Ее взгляд становился все более безумным, оскал шире, а когти сами собой вылезли из-под мягких подушечек ее лап.
— Я превращу твою жизнь в кромешный ад, я буду вытягивать из тебя нитку за ниткой, лоскут за лоскутом, пока ты не начнешь молить о смерти! Я вытяну из тебя все потроха и смешаю их…
— Марта, — вдруг раздался строгий голос Элизы. — Может объяснишь мне, чем это ты там занимаешься?
Кошка тут же встала по стойке смирно, и принялась как ни в чем ни бывало облизывать лапу, которой только что едва не раздавила меня в лепешку. И только кончик хвоста, который извивался, будто червяк, насаженный на крючок, выдавал ее настоящие чувства.

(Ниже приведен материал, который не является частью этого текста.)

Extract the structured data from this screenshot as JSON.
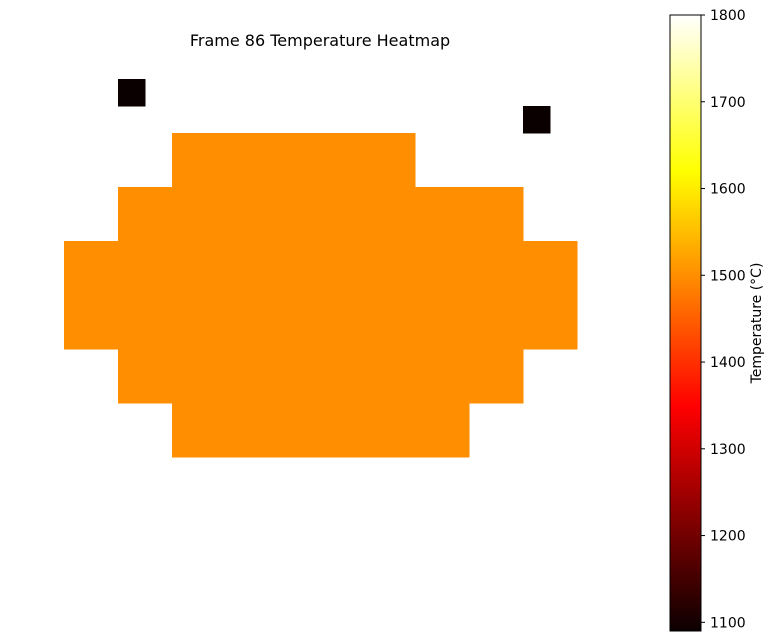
{
  "chart_data": {
    "type": "heatmap",
    "title": "Frame 86 Temperature Heatmap",
    "grid_size": [
      20,
      20
    ],
    "axes_visible": false,
    "background_value": null,
    "cells": [
      {
        "row": 2,
        "col": 2,
        "value": 1100
      },
      {
        "row": 3,
        "col": 17,
        "value": 1100
      },
      {
        "row": 4,
        "col": 4,
        "value": 1500
      },
      {
        "row": 4,
        "col": 5,
        "value": 1500
      },
      {
        "row": 4,
        "col": 6,
        "value": 1500
      },
      {
        "row": 4,
        "col": 7,
        "value": 1500
      },
      {
        "row": 4,
        "col": 8,
        "value": 1500
      },
      {
        "row": 4,
        "col": 9,
        "value": 1500
      },
      {
        "row": 4,
        "col": 10,
        "value": 1500
      },
      {
        "row": 4,
        "col": 11,
        "value": 1500
      },
      {
        "row": 4,
        "col": 12,
        "value": 1500
      },
      {
        "row": 5,
        "col": 4,
        "value": 1500
      },
      {
        "row": 5,
        "col": 5,
        "value": 1500
      },
      {
        "row": 5,
        "col": 6,
        "value": 1500
      },
      {
        "row": 5,
        "col": 7,
        "value": 1500
      },
      {
        "row": 5,
        "col": 8,
        "value": 1500
      },
      {
        "row": 5,
        "col": 9,
        "value": 1500
      },
      {
        "row": 5,
        "col": 10,
        "value": 1500
      },
      {
        "row": 5,
        "col": 11,
        "value": 1500
      },
      {
        "row": 5,
        "col": 12,
        "value": 1500
      },
      {
        "row": 6,
        "col": 2,
        "value": 1500
      },
      {
        "row": 6,
        "col": 3,
        "value": 1500
      },
      {
        "row": 6,
        "col": 4,
        "value": 1500
      },
      {
        "row": 6,
        "col": 5,
        "value": 1500
      },
      {
        "row": 6,
        "col": 6,
        "value": 1500
      },
      {
        "row": 6,
        "col": 7,
        "value": 1500
      },
      {
        "row": 6,
        "col": 8,
        "value": 1500
      },
      {
        "row": 6,
        "col": 9,
        "value": 1500
      },
      {
        "row": 6,
        "col": 10,
        "value": 1500
      },
      {
        "row": 6,
        "col": 11,
        "value": 1500
      },
      {
        "row": 6,
        "col": 12,
        "value": 1500
      },
      {
        "row": 6,
        "col": 13,
        "value": 1500
      },
      {
        "row": 6,
        "col": 14,
        "value": 1500
      },
      {
        "row": 6,
        "col": 15,
        "value": 1500
      },
      {
        "row": 6,
        "col": 16,
        "value": 1500
      },
      {
        "row": 7,
        "col": 2,
        "value": 1500
      },
      {
        "row": 7,
        "col": 3,
        "value": 1500
      },
      {
        "row": 7,
        "col": 4,
        "value": 1500
      },
      {
        "row": 7,
        "col": 5,
        "value": 1500
      },
      {
        "row": 7,
        "col": 6,
        "value": 1500
      },
      {
        "row": 7,
        "col": 7,
        "value": 1500
      },
      {
        "row": 7,
        "col": 8,
        "value": 1500
      },
      {
        "row": 7,
        "col": 9,
        "value": 1500
      },
      {
        "row": 7,
        "col": 10,
        "value": 1500
      },
      {
        "row": 7,
        "col": 11,
        "value": 1500
      },
      {
        "row": 7,
        "col": 12,
        "value": 1500
      },
      {
        "row": 7,
        "col": 13,
        "value": 1500
      },
      {
        "row": 7,
        "col": 14,
        "value": 1500
      },
      {
        "row": 7,
        "col": 15,
        "value": 1500
      },
      {
        "row": 7,
        "col": 16,
        "value": 1500
      },
      {
        "row": 8,
        "col": 0,
        "value": 1500
      },
      {
        "row": 8,
        "col": 1,
        "value": 1500
      },
      {
        "row": 8,
        "col": 2,
        "value": 1500
      },
      {
        "row": 8,
        "col": 3,
        "value": 1500
      },
      {
        "row": 8,
        "col": 4,
        "value": 1500
      },
      {
        "row": 8,
        "col": 5,
        "value": 1500
      },
      {
        "row": 8,
        "col": 6,
        "value": 1500
      },
      {
        "row": 8,
        "col": 7,
        "value": 1500
      },
      {
        "row": 8,
        "col": 8,
        "value": 1500
      },
      {
        "row": 8,
        "col": 9,
        "value": 1500
      },
      {
        "row": 8,
        "col": 10,
        "value": 1500
      },
      {
        "row": 8,
        "col": 11,
        "value": 1500
      },
      {
        "row": 8,
        "col": 12,
        "value": 1500
      },
      {
        "row": 8,
        "col": 13,
        "value": 1500
      },
      {
        "row": 8,
        "col": 14,
        "value": 1500
      },
      {
        "row": 8,
        "col": 15,
        "value": 1500
      },
      {
        "row": 8,
        "col": 16,
        "value": 1500
      },
      {
        "row": 8,
        "col": 17,
        "value": 1500
      },
      {
        "row": 8,
        "col": 18,
        "value": 1500
      },
      {
        "row": 9,
        "col": 0,
        "value": 1500
      },
      {
        "row": 9,
        "col": 1,
        "value": 1500
      },
      {
        "row": 9,
        "col": 2,
        "value": 1500
      },
      {
        "row": 9,
        "col": 3,
        "value": 1500
      },
      {
        "row": 9,
        "col": 4,
        "value": 1500
      },
      {
        "row": 9,
        "col": 5,
        "value": 1500
      },
      {
        "row": 9,
        "col": 6,
        "value": 1500
      },
      {
        "row": 9,
        "col": 7,
        "value": 1500
      },
      {
        "row": 9,
        "col": 8,
        "value": 1500
      },
      {
        "row": 9,
        "col": 9,
        "value": 1500
      },
      {
        "row": 9,
        "col": 10,
        "value": 1500
      },
      {
        "row": 9,
        "col": 11,
        "value": 1500
      },
      {
        "row": 9,
        "col": 12,
        "value": 1500
      },
      {
        "row": 9,
        "col": 13,
        "value": 1500
      },
      {
        "row": 9,
        "col": 14,
        "value": 1500
      },
      {
        "row": 9,
        "col": 15,
        "value": 1500
      },
      {
        "row": 9,
        "col": 16,
        "value": 1500
      },
      {
        "row": 9,
        "col": 17,
        "value": 1500
      },
      {
        "row": 9,
        "col": 18,
        "value": 1500
      },
      {
        "row": 10,
        "col": 0,
        "value": 1500
      },
      {
        "row": 10,
        "col": 1,
        "value": 1500
      },
      {
        "row": 10,
        "col": 2,
        "value": 1500
      },
      {
        "row": 10,
        "col": 3,
        "value": 1500
      },
      {
        "row": 10,
        "col": 4,
        "value": 1500
      },
      {
        "row": 10,
        "col": 5,
        "value": 1500
      },
      {
        "row": 10,
        "col": 6,
        "value": 1500
      },
      {
        "row": 10,
        "col": 7,
        "value": 1500
      },
      {
        "row": 10,
        "col": 8,
        "value": 1500
      },
      {
        "row": 10,
        "col": 9,
        "value": 1500
      },
      {
        "row": 10,
        "col": 10,
        "value": 1500
      },
      {
        "row": 10,
        "col": 11,
        "value": 1500
      },
      {
        "row": 10,
        "col": 12,
        "value": 1500
      },
      {
        "row": 10,
        "col": 13,
        "value": 1500
      },
      {
        "row": 10,
        "col": 14,
        "value": 1500
      },
      {
        "row": 10,
        "col": 15,
        "value": 1500
      },
      {
        "row": 10,
        "col": 16,
        "value": 1500
      },
      {
        "row": 10,
        "col": 17,
        "value": 1500
      },
      {
        "row": 10,
        "col": 18,
        "value": 1500
      },
      {
        "row": 11,
        "col": 0,
        "value": 1500
      },
      {
        "row": 11,
        "col": 1,
        "value": 1500
      },
      {
        "row": 11,
        "col": 2,
        "value": 1500
      },
      {
        "row": 11,
        "col": 3,
        "value": 1500
      },
      {
        "row": 11,
        "col": 4,
        "value": 1500
      },
      {
        "row": 11,
        "col": 5,
        "value": 1500
      },
      {
        "row": 11,
        "col": 6,
        "value": 1500
      },
      {
        "row": 11,
        "col": 7,
        "value": 1500
      },
      {
        "row": 11,
        "col": 8,
        "value": 1500
      },
      {
        "row": 11,
        "col": 9,
        "value": 1500
      },
      {
        "row": 11,
        "col": 10,
        "value": 1500
      },
      {
        "row": 11,
        "col": 11,
        "value": 1500
      },
      {
        "row": 11,
        "col": 12,
        "value": 1500
      },
      {
        "row": 11,
        "col": 13,
        "value": 1500
      },
      {
        "row": 11,
        "col": 14,
        "value": 1500
      },
      {
        "row": 11,
        "col": 15,
        "value": 1500
      },
      {
        "row": 11,
        "col": 16,
        "value": 1500
      },
      {
        "row": 11,
        "col": 17,
        "value": 1500
      },
      {
        "row": 11,
        "col": 18,
        "value": 1500
      },
      {
        "row": 12,
        "col": 2,
        "value": 1500
      },
      {
        "row": 12,
        "col": 3,
        "value": 1500
      },
      {
        "row": 12,
        "col": 4,
        "value": 1500
      },
      {
        "row": 12,
        "col": 5,
        "value": 1500
      },
      {
        "row": 12,
        "col": 6,
        "value": 1500
      },
      {
        "row": 12,
        "col": 7,
        "value": 1500
      },
      {
        "row": 12,
        "col": 8,
        "value": 1500
      },
      {
        "row": 12,
        "col": 9,
        "value": 1500
      },
      {
        "row": 12,
        "col": 10,
        "value": 1500
      },
      {
        "row": 12,
        "col": 11,
        "value": 1500
      },
      {
        "row": 12,
        "col": 12,
        "value": 1500
      },
      {
        "row": 12,
        "col": 13,
        "value": 1500
      },
      {
        "row": 12,
        "col": 14,
        "value": 1500
      },
      {
        "row": 12,
        "col": 15,
        "value": 1500
      },
      {
        "row": 12,
        "col": 16,
        "value": 1500
      },
      {
        "row": 13,
        "col": 2,
        "value": 1500
      },
      {
        "row": 13,
        "col": 3,
        "value": 1500
      },
      {
        "row": 13,
        "col": 4,
        "value": 1500
      },
      {
        "row": 13,
        "col": 5,
        "value": 1500
      },
      {
        "row": 13,
        "col": 6,
        "value": 1500
      },
      {
        "row": 13,
        "col": 7,
        "value": 1500
      },
      {
        "row": 13,
        "col": 8,
        "value": 1500
      },
      {
        "row": 13,
        "col": 9,
        "value": 1500
      },
      {
        "row": 13,
        "col": 10,
        "value": 1500
      },
      {
        "row": 13,
        "col": 11,
        "value": 1500
      },
      {
        "row": 13,
        "col": 12,
        "value": 1500
      },
      {
        "row": 13,
        "col": 13,
        "value": 1500
      },
      {
        "row": 13,
        "col": 14,
        "value": 1500
      },
      {
        "row": 13,
        "col": 15,
        "value": 1500
      },
      {
        "row": 13,
        "col": 16,
        "value": 1500
      },
      {
        "row": 14,
        "col": 4,
        "value": 1500
      },
      {
        "row": 14,
        "col": 5,
        "value": 1500
      },
      {
        "row": 14,
        "col": 6,
        "value": 1500
      },
      {
        "row": 14,
        "col": 7,
        "value": 1500
      },
      {
        "row": 14,
        "col": 8,
        "value": 1500
      },
      {
        "row": 14,
        "col": 9,
        "value": 1500
      },
      {
        "row": 14,
        "col": 10,
        "value": 1500
      },
      {
        "row": 14,
        "col": 11,
        "value": 1500
      },
      {
        "row": 14,
        "col": 12,
        "value": 1500
      },
      {
        "row": 14,
        "col": 13,
        "value": 1500
      },
      {
        "row": 14,
        "col": 14,
        "value": 1500
      },
      {
        "row": 15,
        "col": 4,
        "value": 1500
      },
      {
        "row": 15,
        "col": 5,
        "value": 1500
      },
      {
        "row": 15,
        "col": 6,
        "value": 1500
      },
      {
        "row": 15,
        "col": 7,
        "value": 1500
      },
      {
        "row": 15,
        "col": 8,
        "value": 1500
      },
      {
        "row": 15,
        "col": 9,
        "value": 1500
      },
      {
        "row": 15,
        "col": 10,
        "value": 1500
      },
      {
        "row": 15,
        "col": 11,
        "value": 1500
      },
      {
        "row": 15,
        "col": 12,
        "value": 1500
      },
      {
        "row": 15,
        "col": 13,
        "value": 1500
      },
      {
        "row": 15,
        "col": 14,
        "value": 1500
      }
    ],
    "colorbar": {
      "label": "Temperature (°C)",
      "colormap": "hot",
      "vmin": 1090,
      "vmax": 1800,
      "ticks": [
        1100,
        1200,
        1300,
        1400,
        1500,
        1600,
        1700,
        1800
      ],
      "tick_labels": [
        "1100",
        "1200",
        "1300",
        "1400",
        "1500",
        "1600",
        "1700",
        "1800"
      ]
    }
  }
}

— Марта, — настойчиво повторила девочка. — Я запрещаю тебе причинять вред Ноктису. Надеюсь, это понятно? Ты хоть слышала, что сказала тетя Грета?
Кошка закатила глаза и с явной неохотой поплелась в сторону доски для письма. Ну еще бы — такое положение дел ее явно не устраивало. Да еще секунду назад она смешать меня с дерьмом грозилась.
Добравшись до доски она принялась выводить символы. Треугольник с антеннами — ну это, очевидно, мой силуэт, потом большой кругляш с точками — это уже часы. За ними следовала стрелка, а потом кошка просто стала с остервенением царапать доску, изображая, видимо, и груду осколков, и свое впечатление о ситуации в целом.